Dean shook his head. "Castiel brought you back, Sam. You were dead too. Everybody was dead. And I -- "
Sam understood then. Smart boy. Despite the shock, he figured it out.
Or rather, he remembered.
Dean could see Sam's face crumbling into agonized realization, suddenly claiming the jumbled memories which had been repressed for the first moments after he awakened.
Sam lifted his haunted, desperate gaze finally, met Dean's eyes.
"I did this," Sam whispered, his voice cracking with misery.
"No, Sam," Dean spoke sharply, fiercely, willing his brother to accept his word as truth. "You did not do this. That demon did this. Crowley."
Sam shook his head, tears slipping down his cheeks.
"I trusted him," Sam said, and Dean could tell by the hurt tone in Sam's voice that he was talking about Other!Dean. "I believed him when he said he could handle Crowley. Because I knew he just wanted his brother back. He said as soon as we were through, Crowley would be on his way. Leave us alone. Crowley was just there to open the Gate."
"Yeah, well somebody got double-crossed," Dean said grimly.
Sam stared, wiped a hand across his eyes, shook his head again.
"He lied," Sam breathed. "He just lied."
Dean shrugged.
"Looks like," he agreed.
It wasn't a surprise to Dean that the other Dean had lied to Sam, but Sam seemed genuinely surprised, and deeply betrayed. Bastard had clearly done a number on him, had played him for a fool, and Dean wished there was a way he could pay the bastard back. Wished he could kill him.
And while they were at it, Dean wished he could just forget about the demon blood thing. Sam so did not need to know all that. Didn't make a lick o' difference one way or the other to him, to Dean. Sam was still Sam, and he was alive and here and that was what mattered. Everything else -- they would work it out. Like they always did.
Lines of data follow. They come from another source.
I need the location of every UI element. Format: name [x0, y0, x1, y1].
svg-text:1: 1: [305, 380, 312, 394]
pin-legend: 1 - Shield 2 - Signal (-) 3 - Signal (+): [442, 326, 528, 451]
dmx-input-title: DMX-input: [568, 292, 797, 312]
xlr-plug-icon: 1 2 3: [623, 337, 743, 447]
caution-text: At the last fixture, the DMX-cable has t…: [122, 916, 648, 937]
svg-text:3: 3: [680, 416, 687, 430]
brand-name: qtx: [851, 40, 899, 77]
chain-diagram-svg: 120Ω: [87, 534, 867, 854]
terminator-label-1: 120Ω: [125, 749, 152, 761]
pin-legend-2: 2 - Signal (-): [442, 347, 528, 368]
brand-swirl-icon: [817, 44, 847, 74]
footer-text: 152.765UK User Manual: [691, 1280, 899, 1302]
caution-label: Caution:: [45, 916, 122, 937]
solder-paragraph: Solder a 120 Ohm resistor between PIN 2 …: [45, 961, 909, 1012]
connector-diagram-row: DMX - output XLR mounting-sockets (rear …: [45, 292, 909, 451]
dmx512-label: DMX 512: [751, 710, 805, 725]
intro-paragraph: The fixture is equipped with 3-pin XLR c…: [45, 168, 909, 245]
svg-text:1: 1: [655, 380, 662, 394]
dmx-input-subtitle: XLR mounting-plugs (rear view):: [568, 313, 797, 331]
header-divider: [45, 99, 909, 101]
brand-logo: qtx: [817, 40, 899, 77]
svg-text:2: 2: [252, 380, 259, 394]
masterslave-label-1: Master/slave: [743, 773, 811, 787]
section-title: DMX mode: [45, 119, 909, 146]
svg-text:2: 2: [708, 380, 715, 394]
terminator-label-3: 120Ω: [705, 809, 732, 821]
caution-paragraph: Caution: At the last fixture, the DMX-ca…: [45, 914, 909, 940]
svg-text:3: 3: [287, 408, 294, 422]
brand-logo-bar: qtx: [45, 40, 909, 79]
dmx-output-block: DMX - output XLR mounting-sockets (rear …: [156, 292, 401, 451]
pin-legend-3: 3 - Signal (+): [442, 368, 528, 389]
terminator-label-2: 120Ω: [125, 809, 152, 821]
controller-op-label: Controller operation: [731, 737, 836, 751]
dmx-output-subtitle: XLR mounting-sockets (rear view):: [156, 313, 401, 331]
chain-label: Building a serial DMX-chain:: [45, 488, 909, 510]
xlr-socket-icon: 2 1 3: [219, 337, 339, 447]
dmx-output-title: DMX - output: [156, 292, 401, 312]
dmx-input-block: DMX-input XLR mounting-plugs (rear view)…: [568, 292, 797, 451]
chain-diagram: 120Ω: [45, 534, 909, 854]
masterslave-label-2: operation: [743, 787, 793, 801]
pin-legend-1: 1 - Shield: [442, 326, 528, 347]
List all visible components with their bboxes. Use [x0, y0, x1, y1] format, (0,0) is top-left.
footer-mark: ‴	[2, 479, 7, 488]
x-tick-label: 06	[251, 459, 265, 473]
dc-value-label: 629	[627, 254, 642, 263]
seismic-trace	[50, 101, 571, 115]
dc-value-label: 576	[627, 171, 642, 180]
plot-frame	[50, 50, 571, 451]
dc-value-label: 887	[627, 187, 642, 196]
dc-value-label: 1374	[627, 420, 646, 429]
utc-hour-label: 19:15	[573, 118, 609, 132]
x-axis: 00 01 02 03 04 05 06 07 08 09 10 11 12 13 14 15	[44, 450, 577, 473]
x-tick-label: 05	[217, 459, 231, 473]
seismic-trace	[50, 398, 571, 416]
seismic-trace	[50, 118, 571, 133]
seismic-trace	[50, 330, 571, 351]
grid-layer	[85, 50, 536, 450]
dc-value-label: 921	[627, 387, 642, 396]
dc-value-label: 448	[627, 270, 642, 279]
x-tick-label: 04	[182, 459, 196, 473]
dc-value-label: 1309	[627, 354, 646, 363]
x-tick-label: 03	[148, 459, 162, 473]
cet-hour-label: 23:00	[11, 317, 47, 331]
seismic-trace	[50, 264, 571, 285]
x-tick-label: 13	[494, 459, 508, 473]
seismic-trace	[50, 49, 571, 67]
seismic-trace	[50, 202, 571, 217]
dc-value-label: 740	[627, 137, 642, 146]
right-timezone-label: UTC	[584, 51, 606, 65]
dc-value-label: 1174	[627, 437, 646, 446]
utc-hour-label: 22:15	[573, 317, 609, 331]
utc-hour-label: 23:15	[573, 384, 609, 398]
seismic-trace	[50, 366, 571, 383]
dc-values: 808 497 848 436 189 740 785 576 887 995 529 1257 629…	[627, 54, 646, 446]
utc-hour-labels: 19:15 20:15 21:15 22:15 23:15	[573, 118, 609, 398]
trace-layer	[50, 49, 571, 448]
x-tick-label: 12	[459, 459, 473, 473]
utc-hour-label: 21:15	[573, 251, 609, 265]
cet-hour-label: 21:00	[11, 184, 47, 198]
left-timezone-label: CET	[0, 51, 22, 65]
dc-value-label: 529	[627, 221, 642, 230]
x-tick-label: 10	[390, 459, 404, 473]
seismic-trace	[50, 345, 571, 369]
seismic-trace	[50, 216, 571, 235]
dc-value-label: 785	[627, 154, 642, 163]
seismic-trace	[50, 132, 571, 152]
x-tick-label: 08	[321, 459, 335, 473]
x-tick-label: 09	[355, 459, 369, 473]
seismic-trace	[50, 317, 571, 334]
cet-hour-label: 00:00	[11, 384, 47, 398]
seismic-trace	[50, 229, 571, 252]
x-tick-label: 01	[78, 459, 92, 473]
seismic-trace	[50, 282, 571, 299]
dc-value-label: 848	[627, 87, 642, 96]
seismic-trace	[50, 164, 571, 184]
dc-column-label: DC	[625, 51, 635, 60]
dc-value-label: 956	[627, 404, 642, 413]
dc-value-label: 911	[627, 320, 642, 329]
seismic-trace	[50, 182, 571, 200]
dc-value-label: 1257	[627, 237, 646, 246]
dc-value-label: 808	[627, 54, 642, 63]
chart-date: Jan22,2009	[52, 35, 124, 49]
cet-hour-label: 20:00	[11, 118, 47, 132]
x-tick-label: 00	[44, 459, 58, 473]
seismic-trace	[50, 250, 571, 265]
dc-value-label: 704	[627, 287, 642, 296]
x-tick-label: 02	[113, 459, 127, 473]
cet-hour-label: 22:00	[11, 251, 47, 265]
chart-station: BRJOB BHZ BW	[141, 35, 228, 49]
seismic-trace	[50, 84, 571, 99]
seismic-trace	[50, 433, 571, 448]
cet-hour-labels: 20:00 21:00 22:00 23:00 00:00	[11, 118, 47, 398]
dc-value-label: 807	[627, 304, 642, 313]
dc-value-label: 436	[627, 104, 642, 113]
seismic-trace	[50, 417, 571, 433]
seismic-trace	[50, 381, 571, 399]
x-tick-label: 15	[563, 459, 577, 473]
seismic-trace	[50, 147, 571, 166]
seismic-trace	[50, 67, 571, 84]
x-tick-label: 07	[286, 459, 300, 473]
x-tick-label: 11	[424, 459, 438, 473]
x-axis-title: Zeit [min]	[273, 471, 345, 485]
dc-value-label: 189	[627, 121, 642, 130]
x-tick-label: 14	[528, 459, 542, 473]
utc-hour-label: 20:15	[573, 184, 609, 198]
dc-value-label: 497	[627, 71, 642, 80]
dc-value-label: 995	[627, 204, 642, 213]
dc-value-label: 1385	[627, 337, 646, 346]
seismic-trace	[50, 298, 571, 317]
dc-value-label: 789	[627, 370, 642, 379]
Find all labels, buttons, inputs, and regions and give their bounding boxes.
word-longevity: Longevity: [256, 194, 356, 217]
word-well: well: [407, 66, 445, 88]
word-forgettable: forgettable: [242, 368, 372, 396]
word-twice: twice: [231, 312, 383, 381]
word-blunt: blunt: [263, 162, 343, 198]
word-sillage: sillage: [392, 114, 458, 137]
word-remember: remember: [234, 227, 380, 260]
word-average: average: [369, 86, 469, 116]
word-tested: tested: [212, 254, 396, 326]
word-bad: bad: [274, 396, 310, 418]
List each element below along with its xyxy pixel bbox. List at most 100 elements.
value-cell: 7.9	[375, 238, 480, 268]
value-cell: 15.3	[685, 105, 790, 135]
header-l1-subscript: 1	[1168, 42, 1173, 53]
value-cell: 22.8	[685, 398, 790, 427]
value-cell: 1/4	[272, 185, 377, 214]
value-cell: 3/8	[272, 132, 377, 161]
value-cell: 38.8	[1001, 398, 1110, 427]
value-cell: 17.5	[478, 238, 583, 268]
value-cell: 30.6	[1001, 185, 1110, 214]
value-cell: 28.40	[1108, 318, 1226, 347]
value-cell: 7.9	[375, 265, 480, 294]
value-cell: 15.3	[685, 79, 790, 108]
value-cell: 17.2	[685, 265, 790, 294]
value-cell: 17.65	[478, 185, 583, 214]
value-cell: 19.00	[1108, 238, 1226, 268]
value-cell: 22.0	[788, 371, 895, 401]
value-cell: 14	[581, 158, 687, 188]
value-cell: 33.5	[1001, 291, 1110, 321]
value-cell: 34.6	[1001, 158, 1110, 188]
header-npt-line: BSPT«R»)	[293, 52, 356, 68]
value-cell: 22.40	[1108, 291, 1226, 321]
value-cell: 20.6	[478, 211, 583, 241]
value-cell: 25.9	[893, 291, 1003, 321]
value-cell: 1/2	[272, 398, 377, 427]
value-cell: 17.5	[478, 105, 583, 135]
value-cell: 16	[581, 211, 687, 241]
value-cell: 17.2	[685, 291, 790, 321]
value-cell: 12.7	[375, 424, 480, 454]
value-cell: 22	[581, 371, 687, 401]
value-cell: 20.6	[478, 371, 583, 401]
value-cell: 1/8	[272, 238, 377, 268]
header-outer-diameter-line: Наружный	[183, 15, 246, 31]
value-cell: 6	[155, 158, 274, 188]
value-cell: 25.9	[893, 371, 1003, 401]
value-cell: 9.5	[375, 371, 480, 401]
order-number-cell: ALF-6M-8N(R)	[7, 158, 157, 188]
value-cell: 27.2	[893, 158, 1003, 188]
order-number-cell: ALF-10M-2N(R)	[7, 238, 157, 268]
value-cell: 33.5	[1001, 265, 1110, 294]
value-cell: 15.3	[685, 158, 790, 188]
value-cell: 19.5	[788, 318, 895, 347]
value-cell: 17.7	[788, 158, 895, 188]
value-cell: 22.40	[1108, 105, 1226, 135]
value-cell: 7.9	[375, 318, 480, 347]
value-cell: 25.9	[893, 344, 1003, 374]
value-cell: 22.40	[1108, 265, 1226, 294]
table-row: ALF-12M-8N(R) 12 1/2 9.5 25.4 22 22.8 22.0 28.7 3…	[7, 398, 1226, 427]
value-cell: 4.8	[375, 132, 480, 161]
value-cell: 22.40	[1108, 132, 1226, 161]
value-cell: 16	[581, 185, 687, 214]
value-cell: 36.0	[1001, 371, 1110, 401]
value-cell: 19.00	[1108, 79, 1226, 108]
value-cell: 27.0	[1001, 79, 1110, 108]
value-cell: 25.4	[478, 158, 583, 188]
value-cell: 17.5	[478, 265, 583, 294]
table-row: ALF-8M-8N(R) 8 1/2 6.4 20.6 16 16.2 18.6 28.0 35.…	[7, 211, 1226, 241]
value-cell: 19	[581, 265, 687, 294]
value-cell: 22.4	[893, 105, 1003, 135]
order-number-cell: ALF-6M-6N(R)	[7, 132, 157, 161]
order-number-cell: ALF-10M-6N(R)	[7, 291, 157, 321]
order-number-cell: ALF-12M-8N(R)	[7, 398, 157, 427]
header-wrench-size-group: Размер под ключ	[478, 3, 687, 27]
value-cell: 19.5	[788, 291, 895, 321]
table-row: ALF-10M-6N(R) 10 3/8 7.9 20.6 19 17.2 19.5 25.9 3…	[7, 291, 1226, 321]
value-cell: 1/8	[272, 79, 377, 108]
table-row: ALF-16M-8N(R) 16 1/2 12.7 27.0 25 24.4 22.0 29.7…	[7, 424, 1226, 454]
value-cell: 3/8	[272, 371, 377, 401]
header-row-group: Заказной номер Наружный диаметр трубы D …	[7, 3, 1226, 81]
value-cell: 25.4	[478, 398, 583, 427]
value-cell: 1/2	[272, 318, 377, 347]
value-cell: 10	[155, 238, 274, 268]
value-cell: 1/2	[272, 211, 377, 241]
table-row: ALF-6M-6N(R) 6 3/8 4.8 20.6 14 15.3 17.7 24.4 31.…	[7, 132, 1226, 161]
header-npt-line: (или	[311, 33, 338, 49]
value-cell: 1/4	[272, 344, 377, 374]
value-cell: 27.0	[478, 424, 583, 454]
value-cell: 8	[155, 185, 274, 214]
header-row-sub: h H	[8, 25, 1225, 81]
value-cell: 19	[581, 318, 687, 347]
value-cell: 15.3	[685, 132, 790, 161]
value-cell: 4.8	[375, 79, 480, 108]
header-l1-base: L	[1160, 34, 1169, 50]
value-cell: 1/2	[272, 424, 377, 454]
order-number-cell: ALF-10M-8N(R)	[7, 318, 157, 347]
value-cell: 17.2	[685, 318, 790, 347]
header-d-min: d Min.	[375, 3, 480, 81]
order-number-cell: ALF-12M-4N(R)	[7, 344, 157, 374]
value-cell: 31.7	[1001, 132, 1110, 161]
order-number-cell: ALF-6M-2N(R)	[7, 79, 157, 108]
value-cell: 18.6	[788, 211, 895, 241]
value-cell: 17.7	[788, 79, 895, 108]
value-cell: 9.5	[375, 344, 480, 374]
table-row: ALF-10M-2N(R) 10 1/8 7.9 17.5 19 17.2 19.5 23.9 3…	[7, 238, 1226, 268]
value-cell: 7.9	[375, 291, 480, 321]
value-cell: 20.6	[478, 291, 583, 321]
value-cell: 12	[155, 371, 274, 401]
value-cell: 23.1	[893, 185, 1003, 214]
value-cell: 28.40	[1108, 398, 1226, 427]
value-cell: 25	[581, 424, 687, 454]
Dean wondered vaguely why Other!Sam hadn't told him about the demon blood, but then he figured Other!Sam had hoped Dean never would know, figured it would be better if he didn't know some things, like how his little brother was infected with something evil. Sure hadn't mattered for the past thirty years. Why would it make any difference now?
Maybe it wasn't even in him anymore, since Azazel died. Or maybe it was permanently dormant, since the demon that put it there was gone so it could never be triggered. Could never do any harm.
At any rate, right here, right now, there was work to do. Sad, messy, hard work.